This is a food blog started by a group of women that met on a interior decorating forum. If you are interested go check out Home Talk
Many of these fine women have never met personally but we are closer than most families. And I might add very talented in the interior decorating field. And now we see by some posts here on the food blog, these gals know how to cook. Thanks for stopping by. Leave a comment cause we enjoy feedback.
This original recipe is from my mother-in-law, who with 6 kids, had a house full to feed. I have since cut the recipe basically in fourths because it made SO much. These proportions will fit fine in a 6qt Dutch Oven pot. Play with the recipe and swap out vegetables to suit your mood, or what is in your fridge!
28oz. can Diced tomatoes
onion (small to medium)
Shredded Cabbage (appx 5-6 oz.)
Medium Baking Potato - cut into cubes
medium carrot, sliced (about 12-14 mini carrots)
can of green beens (14.5 oz)
can of white or yellow corn (14.5 oz) - option
salt (do it to taste)
black pepper to taste
Simmer stew beef in water with bay leaf for 2 hours. Remove from heat. Remove meat from broth.
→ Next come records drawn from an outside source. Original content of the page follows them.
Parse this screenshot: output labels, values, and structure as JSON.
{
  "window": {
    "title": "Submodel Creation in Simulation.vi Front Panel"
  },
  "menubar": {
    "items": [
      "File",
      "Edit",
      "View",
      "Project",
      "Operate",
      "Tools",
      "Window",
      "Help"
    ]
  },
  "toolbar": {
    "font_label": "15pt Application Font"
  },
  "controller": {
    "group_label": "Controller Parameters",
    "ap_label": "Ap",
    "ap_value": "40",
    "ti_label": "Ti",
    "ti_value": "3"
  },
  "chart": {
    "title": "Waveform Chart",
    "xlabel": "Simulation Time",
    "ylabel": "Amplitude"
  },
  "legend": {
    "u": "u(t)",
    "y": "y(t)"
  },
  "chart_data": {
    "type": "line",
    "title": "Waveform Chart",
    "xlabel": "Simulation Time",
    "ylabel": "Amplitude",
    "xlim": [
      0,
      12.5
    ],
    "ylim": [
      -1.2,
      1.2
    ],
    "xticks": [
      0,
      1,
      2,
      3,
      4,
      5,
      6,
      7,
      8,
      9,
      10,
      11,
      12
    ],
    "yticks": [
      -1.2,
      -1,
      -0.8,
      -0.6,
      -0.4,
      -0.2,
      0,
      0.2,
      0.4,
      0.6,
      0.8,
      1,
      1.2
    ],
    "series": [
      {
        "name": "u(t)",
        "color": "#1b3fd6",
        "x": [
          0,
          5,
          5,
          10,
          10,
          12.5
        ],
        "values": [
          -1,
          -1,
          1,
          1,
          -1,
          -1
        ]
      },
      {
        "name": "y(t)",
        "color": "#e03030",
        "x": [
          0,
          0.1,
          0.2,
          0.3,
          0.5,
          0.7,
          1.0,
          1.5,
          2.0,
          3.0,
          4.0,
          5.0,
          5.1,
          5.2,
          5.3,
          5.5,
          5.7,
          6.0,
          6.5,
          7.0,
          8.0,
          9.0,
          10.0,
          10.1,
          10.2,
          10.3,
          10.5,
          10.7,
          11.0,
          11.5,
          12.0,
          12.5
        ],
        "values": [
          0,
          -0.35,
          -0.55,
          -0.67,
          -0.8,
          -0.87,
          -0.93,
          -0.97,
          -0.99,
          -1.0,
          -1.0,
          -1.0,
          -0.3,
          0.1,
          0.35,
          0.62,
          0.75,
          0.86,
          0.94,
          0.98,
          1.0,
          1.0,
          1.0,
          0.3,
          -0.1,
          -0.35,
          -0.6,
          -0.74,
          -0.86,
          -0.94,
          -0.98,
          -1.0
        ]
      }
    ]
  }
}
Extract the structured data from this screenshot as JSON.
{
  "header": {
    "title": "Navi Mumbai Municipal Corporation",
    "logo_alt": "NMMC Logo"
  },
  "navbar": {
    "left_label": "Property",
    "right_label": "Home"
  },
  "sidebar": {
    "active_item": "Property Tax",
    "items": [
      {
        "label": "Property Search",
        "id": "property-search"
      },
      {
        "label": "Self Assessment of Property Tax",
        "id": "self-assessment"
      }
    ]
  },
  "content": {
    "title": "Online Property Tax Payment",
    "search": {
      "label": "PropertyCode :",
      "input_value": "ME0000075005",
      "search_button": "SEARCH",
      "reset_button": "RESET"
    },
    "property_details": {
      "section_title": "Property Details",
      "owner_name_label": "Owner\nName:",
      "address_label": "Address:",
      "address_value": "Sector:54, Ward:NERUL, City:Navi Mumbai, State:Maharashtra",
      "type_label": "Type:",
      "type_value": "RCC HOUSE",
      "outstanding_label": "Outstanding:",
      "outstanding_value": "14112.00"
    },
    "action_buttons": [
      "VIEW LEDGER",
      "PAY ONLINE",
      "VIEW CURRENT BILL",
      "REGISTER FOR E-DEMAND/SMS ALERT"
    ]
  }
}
Skim off fat (which can be done by refrigerating broth for an hour or two or using a gravy seperator).
Trim stew beef into small, bite sized pieces
Combine the rest of the ingredients. (can be done ahead of time and set aside, or done when ready to start cooking the soup.
Bring broth, meat, and all other ingredients to a boil. Turn down heat to a simmer. Add another cup of water at this time if you feel you need more broth. Simmer for 1-1/2 to 2 hours.